Mentre al Bataclan si consuma la “vendetta islamica”, due uomini, armati di fucile, aprono il fuoco sui tavolini del bar La Belle Equipe, in rue de Charonne. I testimoni parlano di almeno un centinaio di colpi. L’azione dura tre minuti, poi gli uomini salgono su un auto e fuggono via. I francesi non sanno ancora nulla di quanto sta avvenendo, e lo scoprono in diretta intorno alle 22:00, perchè allo Stade de France è in corso l’amichevole di calcio Francia-Germania. Sugli spalti c’è anche il presidente Hollande. Un esplosione fa tremare l’arena. Si pensa che sia un petardo, o un problema dell’impianto audio (per chi segue la partita da casa). Pochi istanti e altri tre boati si sentono all’esterno dello stadio. I giocatori, turbati non sanno cosa fare. Dagli spalti le urla dei tifosi: “E’ un attacco, è un attacco”. Hollande viene fatto allontanare e gli spettatori lasciano i loro posti per raggiungere il campo da gioco. All’esterno una scena raccapricciante: due corpi sembrati sono a terra a pochi passi dagli ingressi. La Francia conosce per la prima volta la paura dei kamikaze.

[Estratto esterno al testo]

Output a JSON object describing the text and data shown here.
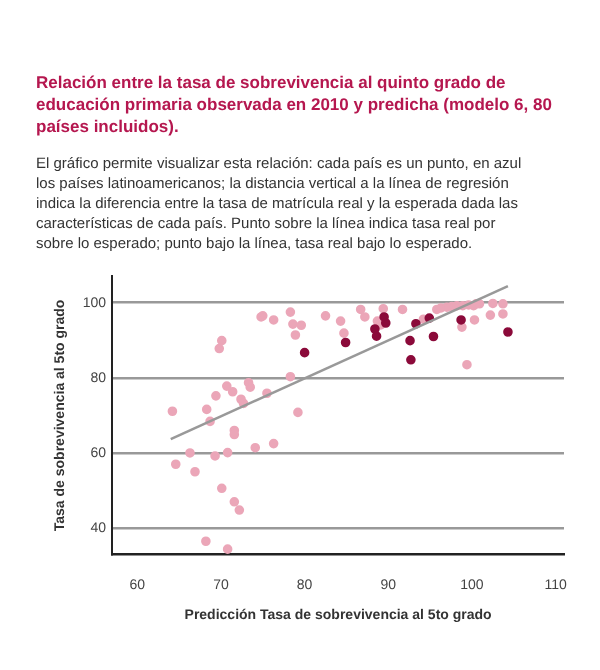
{
  "chart_data": {
    "type": "scatter",
    "title": "Relación entre la tasa de sobrevivencia al quinto grado de educación primaria observada en 2010 y predicha (modelo 6, 80 países incluidos).",
    "subtitle": "El gráfico permite visualizar esta relación: cada país es un punto, en azul los países latinoamericanos; la distancia vertical a la línea de regresión indica la diferencia entre la tasa de matrícula real y la esperada dada las características de cada país. Punto sobre la línea indica tasa real por sobre lo esperado; punto bajo la línea, tasa real bajo lo esperado.",
    "xlabel": "Predicción Tasa de sobrevivencia al 5to grado",
    "ylabel": "Tasa de sobrevivencia al 5to grado",
    "xlim": [
      57,
      111
    ],
    "xticks": [
      60,
      70,
      80,
      90,
      100,
      110
    ],
    "ylim": [
      33,
      107
    ],
    "yticks": [
      40,
      60,
      80,
      100
    ],
    "grid": "y",
    "legend": false,
    "marker": "circle",
    "series": [
      {
        "color": "#eba6b8",
        "x": [
          64.2,
          64.6,
          66.3,
          66.9,
          68.3,
          68.7,
          68.2,
          69.3,
          69.4,
          69.8,
          70.1,
          70.1,
          70.7,
          70.8,
          70.8,
          71.4,
          71.6,
          71.6,
          71.6,
          72.2,
          72.4,
          72.7,
          73.3,
          73.5,
          74.1,
          74.8,
          75,
          75.5,
          76.3,
          76.3,
          78.3,
          78.6,
          78.3,
          78.9,
          79.2,
          79.6,
          82.5,
          84.3,
          84.7,
          86.7,
          87.2,
          88.7,
          89.4,
          89.1,
          91.7,
          94.2,
          95.8,
          96.3,
          97,
          97.6,
          98.2,
          98.9,
          99.6,
          100.2,
          100.5,
          98.8,
          99.4,
          100.3,
          100.9,
          102.5,
          102.2,
          103.7,
          103.7
        ],
        "values": [
          71.1,
          57,
          60,
          55,
          71.6,
          68.4,
          36.5,
          59.2,
          75.2,
          87.8,
          89.9,
          50.6,
          77.8,
          60.1,
          34.4,
          76.3,
          66,
          64.9,
          47,
          44.8,
          74.3,
          73.2,
          78.7,
          77.5,
          61.4,
          96.2,
          96.5,
          75.9,
          95.4,
          62.5,
          97.5,
          94.3,
          80.3,
          91.4,
          70.8,
          94,
          96.5,
          95.1,
          91.9,
          98.2,
          96.2,
          95.1,
          98.4,
          94.1,
          98.2,
          95.6,
          98.2,
          98.6,
          98.8,
          99,
          99.2,
          99.2,
          99.4,
          99.2,
          99.7,
          93.5,
          83.5,
          95.4,
          99.7,
          99.8,
          96.7,
          99.7,
          97
        ]
      },
      {
        "color": "#8b0a3a",
        "x": [
          80,
          84.9,
          88.4,
          88.6,
          89.5,
          89.7,
          92.6,
          92.7,
          93.3,
          94.9,
          95.4,
          98.7,
          104.3
        ],
        "values": [
          86.7,
          89.4,
          93,
          91.1,
          96.2,
          94.6,
          89.9,
          84.8,
          94.4,
          95.9,
          91,
          95.4,
          92.2
        ]
      },
      {
        "type": "line",
        "color": "#999999",
        "marker": "none",
        "x": [
          64,
          104.3
        ],
        "values": [
          63.7,
          104.4
        ]
      }
    ]
  }
}
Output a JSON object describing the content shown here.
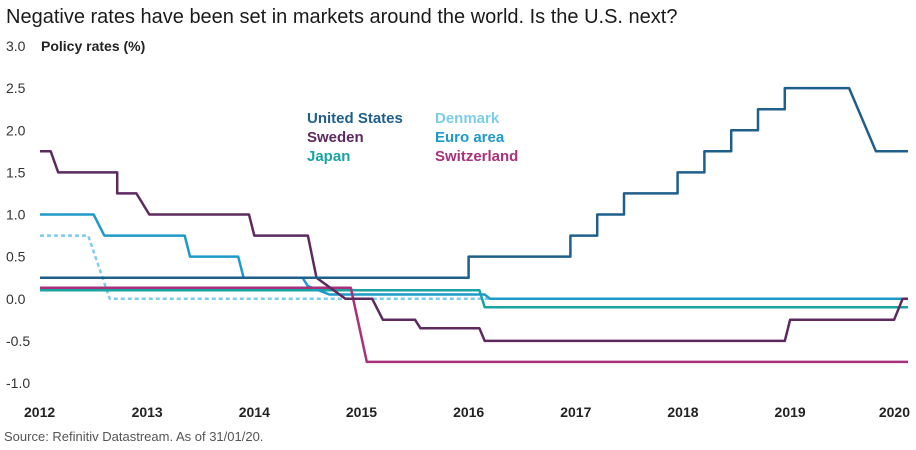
{
  "title": "Negative rates have been set in markets around the world. Is the U.S. next?",
  "source": "Source: Refinitiv Datastream. As of 31/01/20.",
  "chart_data": {
    "type": "line",
    "ylabel": "Policy rates (%)",
    "ylim": [
      -1.0,
      3.0
    ],
    "yticks": [
      "3.0",
      "2.5",
      "2.0",
      "1.5",
      "1.0",
      "0.5",
      "0.0",
      "-0.5",
      "-1.0"
    ],
    "xlim": [
      2012.0,
      2020.1
    ],
    "xticks": [
      "2012",
      "2013",
      "2014",
      "2015",
      "2016",
      "2017",
      "2018",
      "2019",
      "2020"
    ],
    "grid": false,
    "legend_position": "upper-center",
    "series": [
      {
        "name": "United States",
        "color": "#1f5f8b",
        "dashed": false,
        "points": [
          [
            2012.0,
            0.25
          ],
          [
            2016.0,
            0.25
          ],
          [
            2016.0,
            0.5
          ],
          [
            2016.95,
            0.5
          ],
          [
            2016.95,
            0.75
          ],
          [
            2017.2,
            0.75
          ],
          [
            2017.2,
            1.0
          ],
          [
            2017.45,
            1.0
          ],
          [
            2017.45,
            1.25
          ],
          [
            2017.95,
            1.25
          ],
          [
            2017.95,
            1.5
          ],
          [
            2018.2,
            1.5
          ],
          [
            2018.2,
            1.75
          ],
          [
            2018.45,
            1.75
          ],
          [
            2018.45,
            2.0
          ],
          [
            2018.7,
            2.0
          ],
          [
            2018.7,
            2.25
          ],
          [
            2018.95,
            2.25
          ],
          [
            2018.95,
            2.5
          ],
          [
            2019.55,
            2.5
          ],
          [
            2019.8,
            1.75
          ],
          [
            2020.1,
            1.75
          ]
        ]
      },
      {
        "name": "Sweden",
        "color": "#5c2a5e",
        "dashed": false,
        "points": [
          [
            2012.0,
            1.75
          ],
          [
            2012.1,
            1.75
          ],
          [
            2012.17,
            1.5
          ],
          [
            2012.72,
            1.5
          ],
          [
            2012.72,
            1.25
          ],
          [
            2012.9,
            1.25
          ],
          [
            2013.02,
            1.0
          ],
          [
            2013.95,
            1.0
          ],
          [
            2014.0,
            0.75
          ],
          [
            2014.5,
            0.75
          ],
          [
            2014.58,
            0.25
          ],
          [
            2014.85,
            0.0
          ],
          [
            2015.1,
            0.0
          ],
          [
            2015.2,
            -0.25
          ],
          [
            2015.5,
            -0.25
          ],
          [
            2015.55,
            -0.35
          ],
          [
            2016.1,
            -0.35
          ],
          [
            2016.15,
            -0.5
          ],
          [
            2018.95,
            -0.5
          ],
          [
            2019.0,
            -0.25
          ],
          [
            2019.97,
            -0.25
          ],
          [
            2020.05,
            0.0
          ],
          [
            2020.1,
            0.0
          ]
        ]
      },
      {
        "name": "Japan",
        "color": "#1aa3a3",
        "dashed": false,
        "points": [
          [
            2012.0,
            0.1
          ],
          [
            2016.1,
            0.1
          ],
          [
            2016.15,
            -0.1
          ],
          [
            2020.1,
            -0.1
          ]
        ]
      },
      {
        "name": "Denmark",
        "color": "#7ccde8",
        "dashed": true,
        "points": [
          [
            2012.0,
            0.75
          ],
          [
            2012.45,
            0.75
          ],
          [
            2012.65,
            0.0
          ],
          [
            2020.1,
            0.0
          ]
        ]
      },
      {
        "name": "Euro area",
        "color": "#1e9ac9",
        "dashed": false,
        "points": [
          [
            2012.0,
            1.0
          ],
          [
            2012.5,
            1.0
          ],
          [
            2012.6,
            0.75
          ],
          [
            2013.35,
            0.75
          ],
          [
            2013.4,
            0.5
          ],
          [
            2013.85,
            0.5
          ],
          [
            2013.9,
            0.25
          ],
          [
            2014.45,
            0.25
          ],
          [
            2014.5,
            0.15
          ],
          [
            2014.7,
            0.05
          ],
          [
            2016.15,
            0.05
          ],
          [
            2016.2,
            0.0
          ],
          [
            2020.1,
            0.0
          ]
        ]
      },
      {
        "name": "Switzerland",
        "color": "#a8317a",
        "dashed": false,
        "points": [
          [
            2012.0,
            0.13
          ],
          [
            2014.9,
            0.13
          ],
          [
            2015.05,
            -0.75
          ],
          [
            2020.1,
            -0.75
          ]
        ]
      }
    ]
  },
  "legend_layout": [
    [
      "United States",
      "Denmark"
    ],
    [
      "Sweden",
      "Euro area"
    ],
    [
      "Japan",
      "Switzerland"
    ]
  ]
}
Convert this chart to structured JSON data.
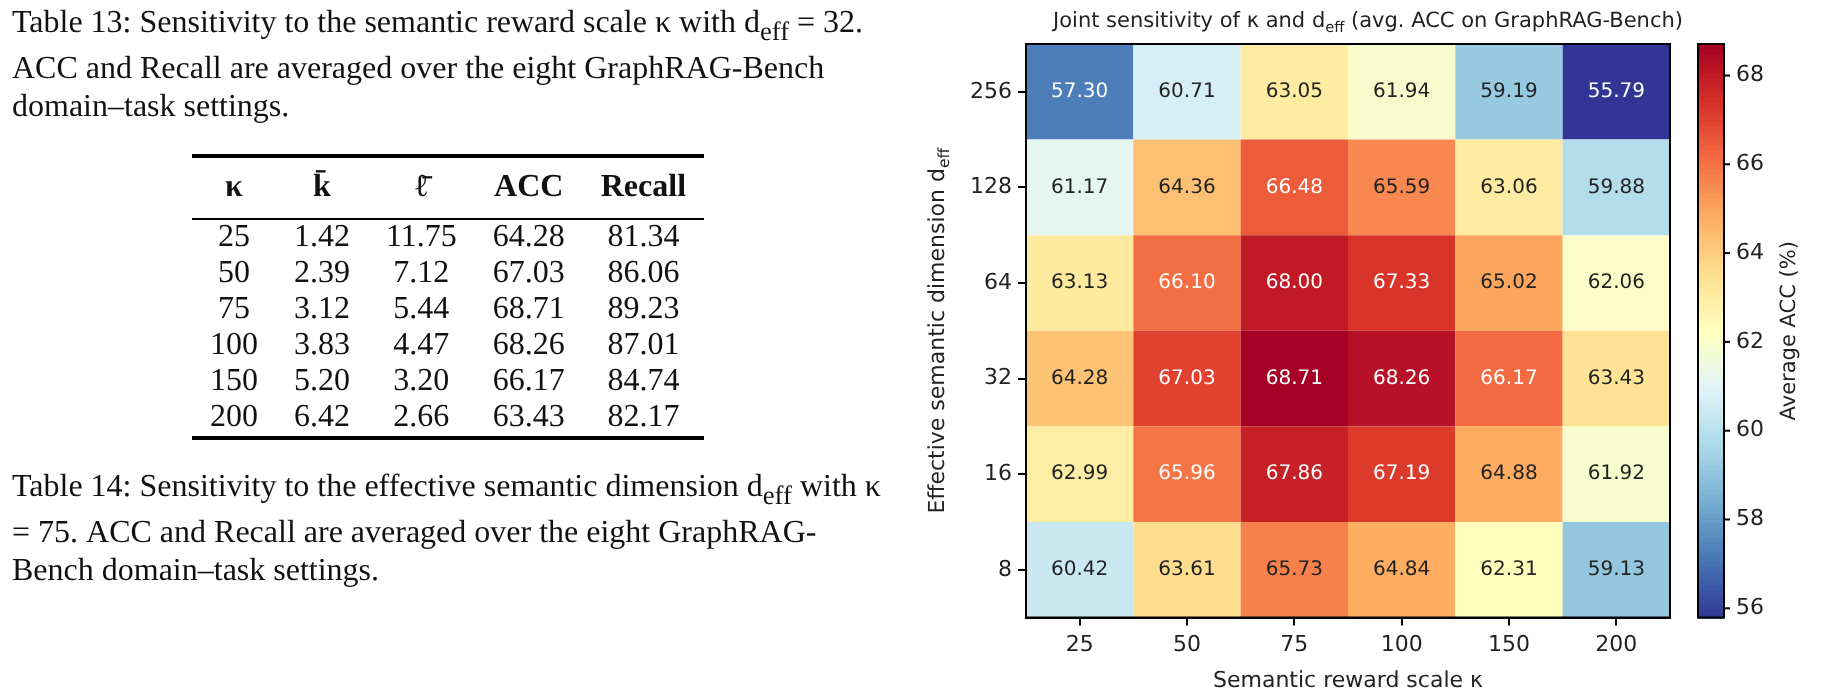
{
  "chart_data": [
    {
      "type": "other",
      "title": "Table 13: Sensitivity to the semantic reward scale κ with d$_{eff}$ = 32. ACC and Recall are averaged over the eight GraphRAG-Bench domain–task settings.",
      "annotations": [
        "κ k̄ ℓ̄ ACC Recall",
        "25 1.42 11.75 64.28 81.34",
        "50 2.39 7.12 67.03 86.06",
        "75 3.12 5.44 68.71 89.23",
        "100 3.83 4.47 68.26 87.01",
        "150 5.20 3.20 66.17 84.74",
        "200 6.42 2.66 63.43 82.17"
      ],
      "subtitle": "Table 14: Sensitivity to the effective semantic dimension d$_{eff}$ with κ = 75. ACC and Recall are averaged over the eight GraphRAG-Bench domain–task settings."
    },
    {
      "type": "heatmap",
      "title": "Joint sensitivity of κ and d$_{eff}$ (avg. ACC on GraphRAG-Bench)",
      "xlabel": "Semantic reward scale κ",
      "ylabel": "Effective semantic dimension d$_{eff}$",
      "clabel": "Average ACC (%)",
      "categories": [
        "25",
        "50",
        "75",
        "100",
        "150",
        "200"
      ],
      "y_categories": [
        "256",
        "128",
        "64",
        "32",
        "16",
        "8"
      ],
      "cells": [
        [
          57.3,
          60.71,
          63.05,
          61.94,
          59.19,
          55.79
        ],
        [
          61.17,
          64.36,
          66.48,
          65.59,
          63.06,
          59.88
        ],
        [
          63.13,
          66.1,
          68.0,
          67.33,
          65.02,
          62.06
        ],
        [
          64.28,
          67.03,
          68.71,
          68.26,
          66.17,
          63.43
        ],
        [
          62.99,
          65.96,
          67.86,
          67.19,
          64.88,
          61.92
        ],
        [
          60.42,
          63.61,
          65.73,
          64.84,
          62.31,
          59.13
        ]
      ],
      "cell_labels": [
        [
          "57.30",
          "60.71",
          "63.05",
          "61.94",
          "59.19",
          "55.79"
        ],
        [
          "61.17",
          "64.36",
          "66.48",
          "65.59",
          "63.06",
          "59.88"
        ],
        [
          "63.13",
          "66.10",
          "68.00",
          "67.33",
          "65.02",
          "62.06"
        ],
        [
          "64.28",
          "67.03",
          "68.71",
          "68.26",
          "66.17",
          "63.43"
        ],
        [
          "62.99",
          "65.96",
          "67.86",
          "67.19",
          "64.88",
          "61.92"
        ],
        [
          "60.42",
          "63.61",
          "65.73",
          "64.84",
          "62.31",
          "59.13"
        ]
      ],
      "clim": [
        55.79,
        68.71
      ],
      "cticks": [
        56,
        58,
        60,
        62,
        64,
        66,
        68
      ]
    }
  ]
}
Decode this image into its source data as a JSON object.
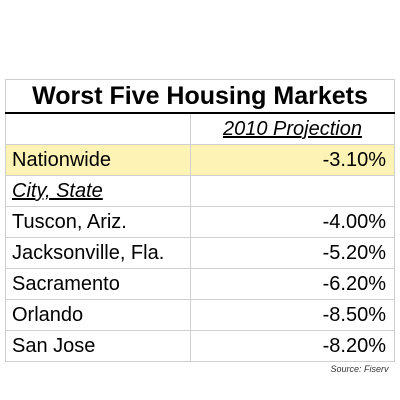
{
  "chart_data": {
    "type": "table",
    "title": "Worst Five Housing Markets",
    "column_header": "2010 Projection",
    "nationwide": {
      "label": "Nationwide",
      "value": "-3.10%"
    },
    "subheader": "City, State",
    "rows": [
      {
        "label": "Tuscon, Ariz.",
        "value": "-4.00%"
      },
      {
        "label": "Jacksonville, Fla.",
        "value": "-5.20%"
      },
      {
        "label": "Sacramento",
        "value": "-6.20%"
      },
      {
        "label": "Orlando",
        "value": "-8.50%"
      },
      {
        "label": "San Jose",
        "value": "-8.20%"
      }
    ],
    "source": "Source: Fiserv",
    "highlight_color": "#fdf3b4"
  }
}
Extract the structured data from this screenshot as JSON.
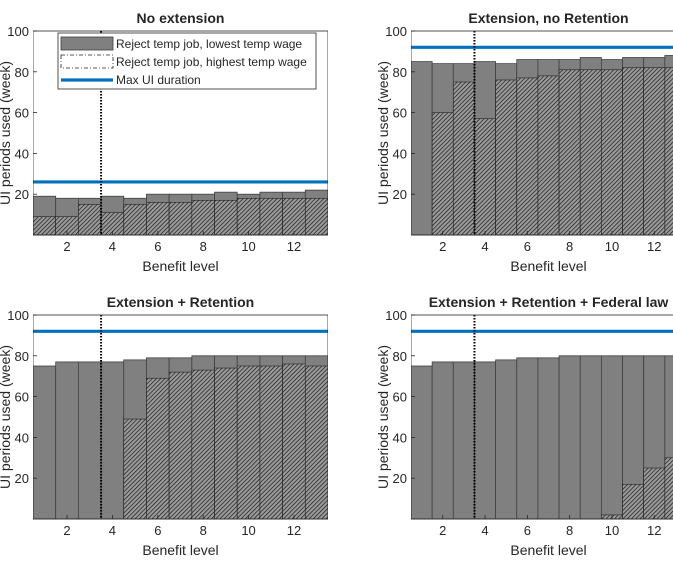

Al Bataclan è ancora in corso la furia omicida dei jihadisti. I miliziani tengono in ostaggio il pubblico. Dall’interno della sala qualcuno riesce a collegarsi ad internet per lanciare messaggi di aiuto su Twitter. “Ci stanno uccidendo uno ad uno, a freddo. Lanciano bombe”. I terroristi ricaricano le armi più volte, sparano con tranquillità. E’ l’una passata quando il presidente Hollande arriva al teatro. Ha appena concluso un vertice con i capi della sicurezza dove ha stabilito lo stato d’emergenza e la chiusura delle frontiere. C’è sgomento e paura tra i presenti. Intorno alle 01:30 viene dato l’ordine alle forze armate di entrare nella sala concerti. Il blitz riesce: gli ostaggi sono portati in salvo e i terroristi rimangono uccisi. Quello che trovano i pompieri all’interno dell’edifico fa raggelare il sangue: centinaia di giovani sono riversi a terra in un lago di sangue. Sono ormai le 02:00. Su Parigi è scesa una calma surreale. Inizia il conto dei morti, dei feriti, dei danni. Alle 03:00 il bilancio provvisorio è di 118 morti solo al teatro. E’ l’11 settembre dell’Europa.